The input parameters are: weight (Wt), box width in the x-direction (W), box depth in the z direction (D), box height in the y-direction (H), corner spring-rate and viscous damping (k and c), gravitational constant (G), drop height (h), tilt angle θ with right-hand rotation about the x-axis, tilt angle Φ with right-hand rotation about the z-axis, and initial velocity (V_{o}). All dimensional units must be consistent. Tilt angles are in degrees.
The drop height is from the bottom of the box at the mid-point of the bottom surface to the ground plane.

The acceleration and displacement are charted for each corner and the box CG versus time.

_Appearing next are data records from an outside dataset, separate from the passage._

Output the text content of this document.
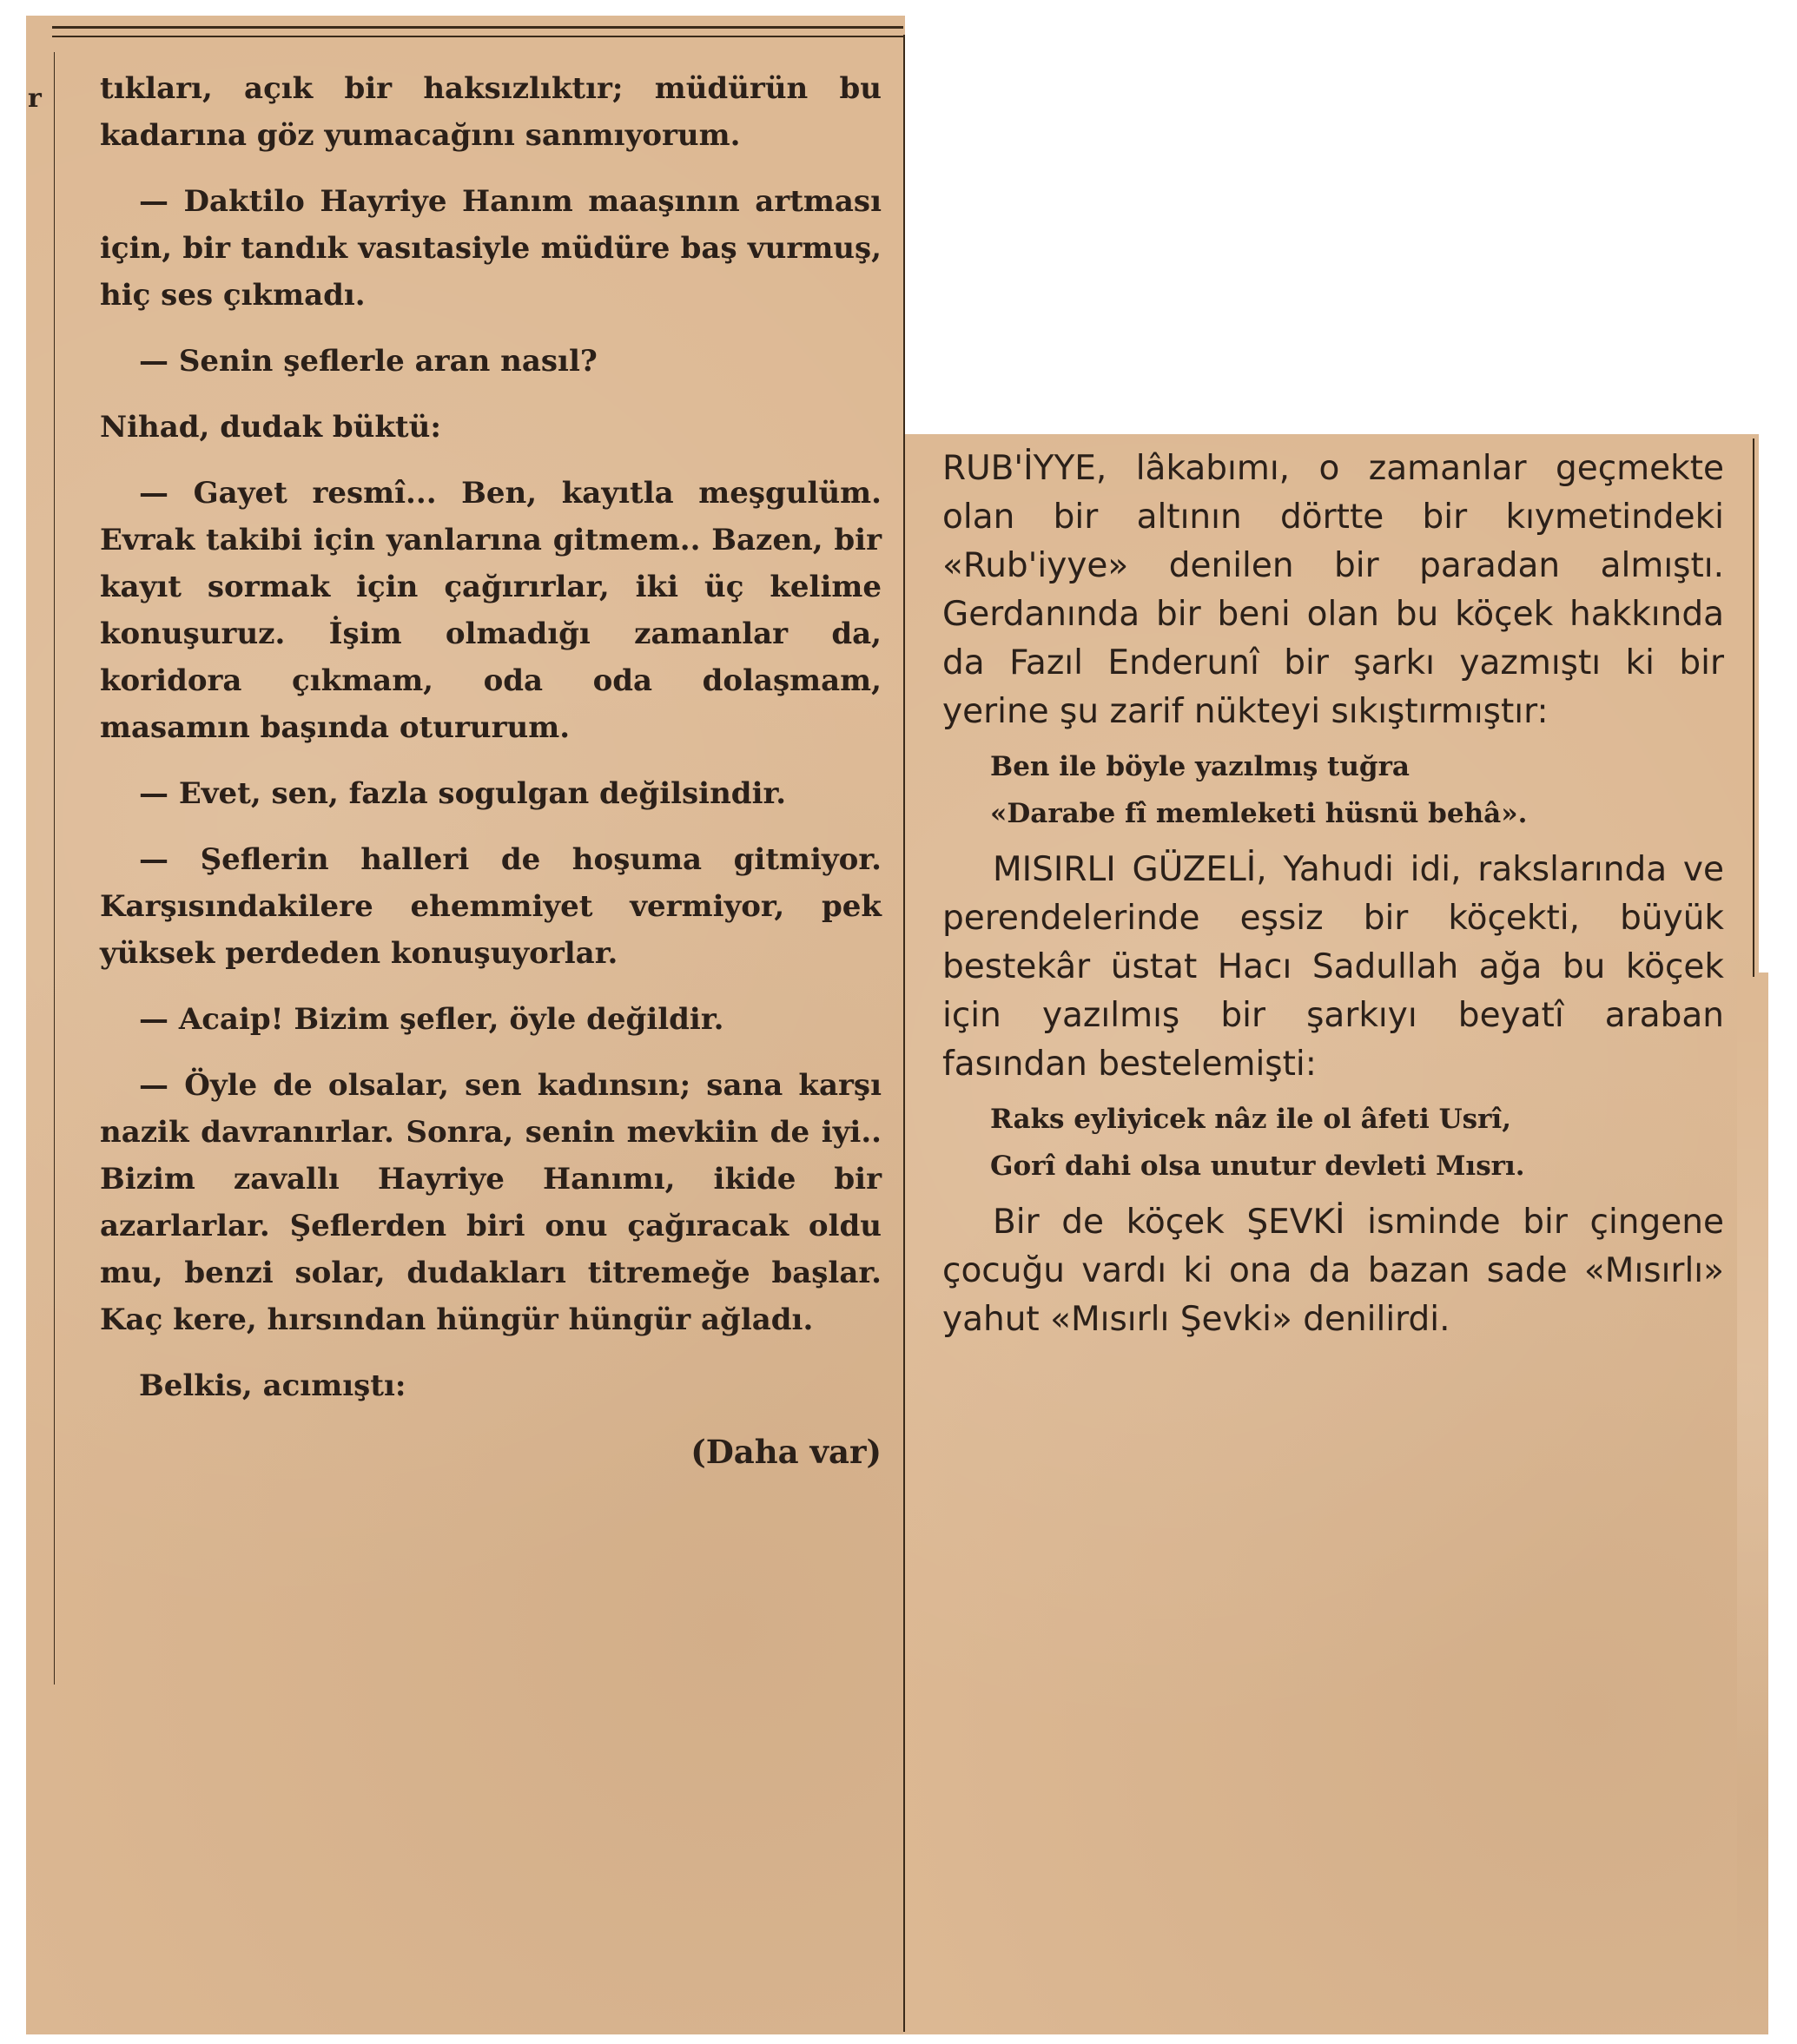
r tıkları, açık bir haksızlıktır; müdürün bu kadarına göz yumacağını sanmıyorum.

— Daktilo Hayriye Hanım maaşının artması için, bir tandık vasıtasiyle müdüre baş vurmuş, hiç ses çıkmadı.

— Senin şeflerle aran nasıl?

Nihad, dudak büktü:

— Gayet resmî... Ben, kayıtla meşgulüm. Evrak takibi için yanlarına gitmem.. Bazen, bir kayıt sormak için çağırırlar, iki üç kelime konuşuruz. İşim olmadığı zamanlar da, koridora çıkmam, oda oda dolaşmam, masamın başında otururum.

— Evet, sen, fazla sogulgan değilsindir.

— Şeflerin halleri de hoşuma gitmiyor. Karşısındakilere ehemmiyet vermiyor, pek yüksek perdeden konuşuyorlar.

— Acaip! Bizim şefler, öyle değildir.

— Öyle de olsalar, sen kadınsın; sana karşı nazik davranırlar. Sonra, senin mevkiin de iyi.. Bizim zavallı Hayriye Hanımı, ikide bir azarlarlar. Şeflerden biri onu çağıracak oldu mu, benzi solar, dudakları titremeğe başlar. Kaç kere, hırsından hüngür hüngür ağladı.

Belkis, acımıştı:

(Daha var)

RUB'İYYE, lâkabımı, o zamanlar geçmekte olan bir altının dörtte bir kıymetindeki «Rub'iyye» denilen bir paradan almıştı. Gerdanında bir beni olan bu köçek hakkında da Fazıl Enderunî bir şarkı yazmıştı ki bir yerine şu zarif nükteyi sıkıştırmıştır:

Ben ile böyle yazılmış tuğra
«Darabe fî memleketi hüsnü behâ».

MISIRLI GÜZELİ, Yahudi idi, rakslarında ve perendelerinde eşsiz bir köçekti, büyük bestekâr üstat Hacı Sadullah ağa bu köçek için yazılmış bir şarkıyı beyatî araban fasından bestelemişti:

Raks eyliyicek nâz ile ol âfeti Usrî,
Gorî dahi olsa unutur devleti Mısrı.

Bir de köçek ŞEVKİ isminde bir çingene çocuğu vardı ki ona da bazan sade «Mısırlı» yahut «Mısırlı Şevki» denilirdi.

A limited number of time steps are used in the solution. For large drop heights, low damping and stiff springs the drop response will be multiple low damped bounces. For smaller drop heights, moderate to high damping (>10%) and soft springs (f_{n} < 10-20 Hz) the drop response will be one to a few rebounds and will likely stop at the static deflection of W/k.

During free-fall the acceleration will be 0.0. The maximum acceleration would normally occur during the first drop 1/2 cycle which corresponds to the maximum spring damper displacement.

The animation shown above is for a box of 50 lbs with a drop height of 10 inches and θ and Φ tilt angles of 10 and 15 degrees.